Istanbul – Fast fünf Jahre liegen zwischen den beiden Videos – und sie verraten viel über den Niedergang des Anführers der Terrormiliz Islamischer Staat. Als sich Abu Bakr al-Bagdadi im Juli 2014 erstmals öffentlich zeigte, trat ein Mann auf, der Energie und Stärke ausstrahlte. Seine Kämpfer hatten gerade die nordirakische Stadt Mossul überrannt und die Welt in Schrecken versetzt. Al-Bagdadi stieg in Mossuls altehrwürdiger Al-Nuri-Moschee zur Freitagspredigt auf die Kanzel und schaute von oben auf seine Anhänger herab. Er sprach mit fester Stimme und bestimmtem Ton. Er hob den Zeigefinger zur Mahnung. Ein Mann auf dem Höhepunkt seiner Macht.
Fünf Jahre später ist von dieser Aura wenig geblieben. In dem jetzt verbreiteten neuen Video mit Abu Bakr al-Bagdadi hockt ein Mann im Schneidersitz auf dem Boden, der gealtert ist. Das Gesicht fülliger, fast aufgedunsen, der Bart grau und fast ungepflegt, die Stimme eher weich als energisch. Ob der mehrfach tot gemeldete IS-Chef unter Verletzungen leidet, ist nicht zu erkennen. Aber auch so lässt sich sagen: Abu Bakr al-Bagdadi, Ende 40, wirkt geschwächt, als er zu drei unbekannten Männern neben ihm spricht. Als einzige Insigne der Stärke lehnt hinter ihm eine Waffe an der Wand.

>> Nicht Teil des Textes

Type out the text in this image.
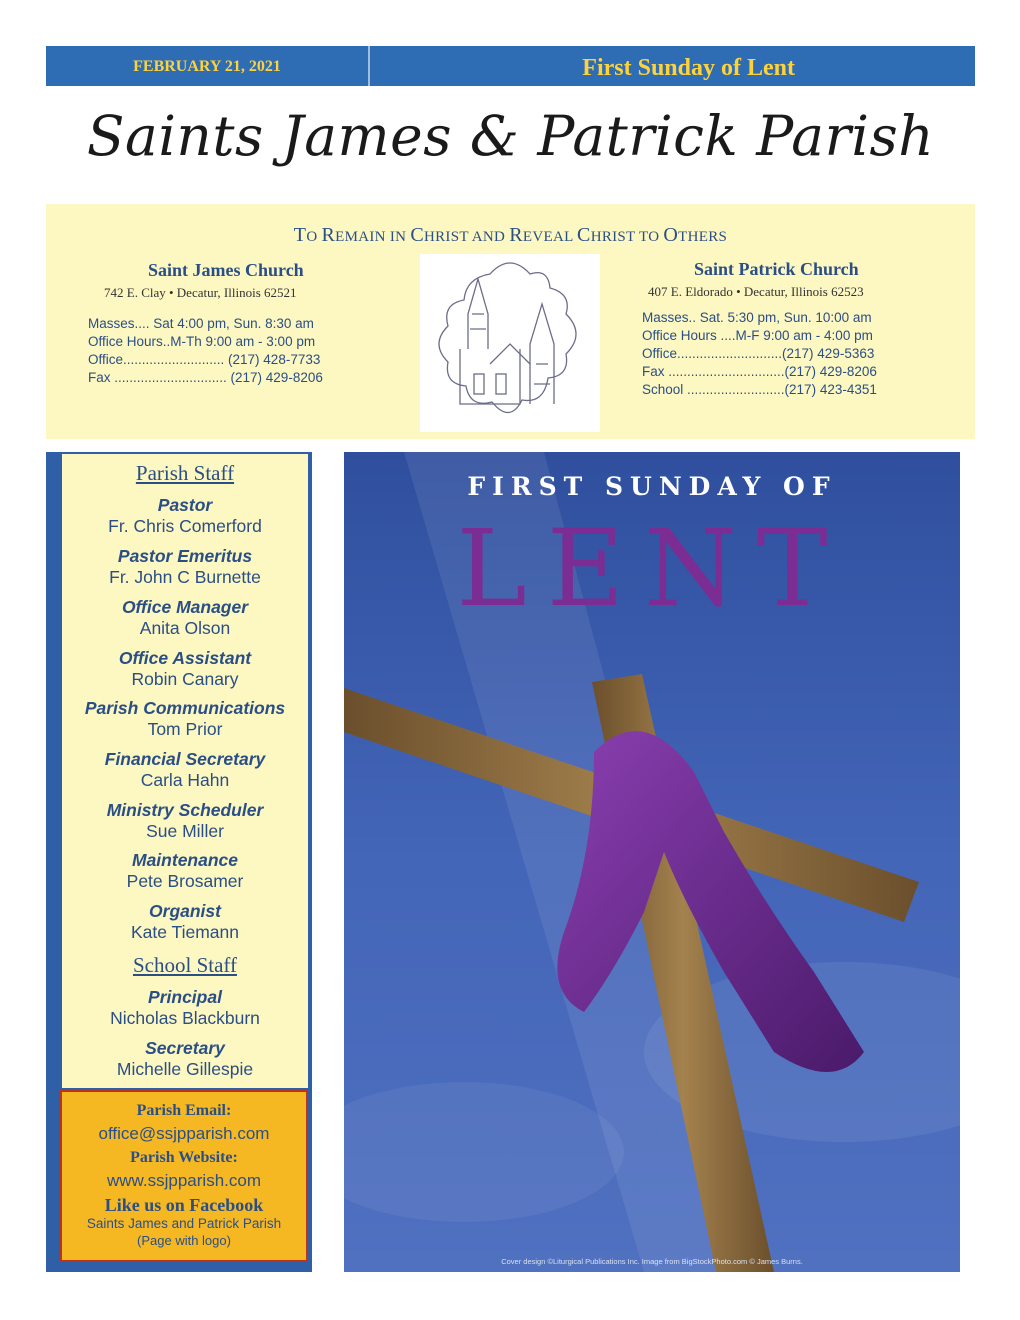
FEBRUARY 21, 2021	First Sunday of Lent
Saints James & Patrick Parish
TO REMAIN IN CHRIST AND REVEAL CHRIST TO OTHERS
Saint James Church
742 E. Clay • Decatur, Illinois 62521
Masses.... Sat 4:00 pm, Sun. 8:30 am
Office Hours..M-Th 9:00 am - 3:00 pm
Office........................... (217) 428-7733
Fax .............................. (217) 429-8206
Saint Patrick Church
407 E. Eldorado • Decatur, Illinois 62523
Masses.. Sat. 5:30 pm, Sun. 10:00 am
Office Hours ....M-F 9:00 am - 4:00 pm
Office............................(217) 429-5363
Fax ...............................(217) 429-8206
School ..........................(217) 423-4351
Parish Staff
Pastor
Fr. Chris Comerford
Pastor Emeritus
Fr. John C Burnette
Office Manager
Anita Olson
Office Assistant
Robin Canary
Parish Communications
Tom Prior
Financial Secretary
Carla Hahn
Ministry Scheduler
Sue Miller
Maintenance
Pete Brosamer
Organist
Kate Tiemann
School Staff
Principal
Nicholas Blackburn
Secretary
Michelle Gillespie
Parish Email:
office@ssjpparish.com
Parish Website:
www.ssjpparish.com
Like us on Facebook
Saints James and Patrick Parish
(Page with logo)
FIRST SUNDAY OF
LENT
Cover design ©Liturgical Publications Inc. Image from BigStockPhoto.com © James Burns.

Alle Indizien sprechen dafür, dass es sich tatsächlich um Abu Bakr al-Bagdadi handelt. Den größten Raum nimmt eine Botschaft ein, mit der sich Al-Bagdadi an seine eigenen Anhänger wendet. Sie lautet: Bleibt standhaft, gebt nicht auf. Wie eine Selbstvergewisserung in einer schweren Krise. Man könnte auch sagen: Durchhalteparolen.
Das Reich des selbst ernannten „Kalifen“ liegt in Trümmern. Der IS hat sein Herrschaftsgebiet in Syrien und im Irak vollständig verloren, seitdem Truppen unter kurdischer Führung im Frühjahr dessen letzte syrische IS-Bastion Baghus einnahmen. Tausende Anhänger starben.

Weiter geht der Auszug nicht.